The New York Times leads with the national tobacco accord's plummeting prospects. The Mother Teresa funeral is the top non-local story at the Washington Post (taking a back seat to the opening of the new Redskins' stadium) as it is at the Los Angeles Times (behind a California tax cut and a story about the L.A. mayor).
The Times declares the dramatic $368.5 billion tobacco deal, which promised to revolutionize the marketing and regulation of cigarettes when it was proposed three months ago, "all but dead." Congress has been less than enthusiastic because many members view the prepackaged deal as trespassing on their turf of working out bills. Other big factors: the tobacco lobby's impolitic attempt to slip a $50 billion rebate into the budget bill, and the widespread belief that if the companies are willing to pay $368 billion, they must be able to afford more. The paper reports that although the White House helped shaped the deal, it has steadily backed away from it--so much so that President Clinton is being urged by advisors to offer only a general outline of a national tobacco policy rather than a detailed piece of legislation.

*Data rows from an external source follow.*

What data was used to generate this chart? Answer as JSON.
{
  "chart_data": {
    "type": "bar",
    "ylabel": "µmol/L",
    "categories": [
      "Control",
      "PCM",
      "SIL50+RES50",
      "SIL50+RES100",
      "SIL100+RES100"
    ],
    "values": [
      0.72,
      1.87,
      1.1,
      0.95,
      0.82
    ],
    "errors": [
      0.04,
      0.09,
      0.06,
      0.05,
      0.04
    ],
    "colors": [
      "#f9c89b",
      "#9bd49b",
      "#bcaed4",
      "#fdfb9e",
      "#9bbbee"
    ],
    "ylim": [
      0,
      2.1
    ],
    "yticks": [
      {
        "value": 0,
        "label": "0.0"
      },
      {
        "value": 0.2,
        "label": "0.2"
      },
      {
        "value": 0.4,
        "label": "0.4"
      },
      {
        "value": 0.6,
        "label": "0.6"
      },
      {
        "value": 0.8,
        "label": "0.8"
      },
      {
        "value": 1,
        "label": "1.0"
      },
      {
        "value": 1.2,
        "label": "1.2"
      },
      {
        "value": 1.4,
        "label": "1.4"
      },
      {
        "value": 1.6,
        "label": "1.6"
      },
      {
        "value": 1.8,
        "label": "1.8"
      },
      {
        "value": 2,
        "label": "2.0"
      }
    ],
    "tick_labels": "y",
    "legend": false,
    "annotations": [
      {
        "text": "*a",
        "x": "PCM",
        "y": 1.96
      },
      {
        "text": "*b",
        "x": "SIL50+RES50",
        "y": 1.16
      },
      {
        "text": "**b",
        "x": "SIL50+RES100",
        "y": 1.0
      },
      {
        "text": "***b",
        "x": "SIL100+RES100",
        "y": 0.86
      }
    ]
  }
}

One can't help but think that the NYT's editors have spent a little too much time on Princess Diana and Mother Teresa coverage this past week. Their headline for the tobacco deal story? "Tobacco Accord, Once Applauded, Is All But Buried."
Because of its time-zone advantage, the LAT was able to put its initial coverage of the Mother Teresa funeral in its Saturday edition. But the WP and NYT couldn't cover it until today. The NYT account emphasizes something that the others missed, namely that the crowds in attendance were far smaller than expected. The main reason, says the paper, is that "the poor, the handicapped and the troubled--the people Mother Teresa spent her life helping--were barred from taking part, at the insistence of the Indian military, largely for security reasons."
The WP runs a front-page story about a graduate entrance exam cheating scheme recently broken up by federal investigators. It had been operating from coast to coast for three years and before it was discovered had enabled several hundred students to gain acceptance into graduate schools with fraudulent GRE, GMAT and ESL scores that some had paid up to $9,000 for. The scheme involved paid expert test-takers on the east coast, lots of cell calls, and the distribution of pencils with answer keys on them to the cheating test-takers on the west coast.
The LAT has a front-page piece about one somewhat surprising consequence of the Army sex scandals: the service is planning to put into effect very soon new physical training standards for women that are much closer to male norms.
The NYT reveals on its front page that it has gotten ahold of the deposition recently given to Republican Thompson committee lawyers by Harold Ickes. The depo makes it clear that Ickes isn't exactly spilling his guts on the White House fund-raising operation. In response to the usual request to describe his background for the record, Ickes replied, "I was born. I grew up. I went to school."
The Times also covers the fundraising scandal in its lead editorial, which says that in light of all the recent revelations, Janet Reno's continued failure to call for an special counsel "looks like a political blocking operation to protect President Clinton and Mr. Gore." The editorial goes on to call for a special counsel and says it would be a political subterfuge to limit him/her to Mr. Gore. "His boss has earned one, too."
The NYT "Corrections" page carries this item: "A report last Sunday about the wedding of Lily Changchien and John Richard Middleton Jr. misstated the honors with which they graduated from Harvard University. They both graduated magna cum laude, not cum laude." At press time, corrected GPAs were not available.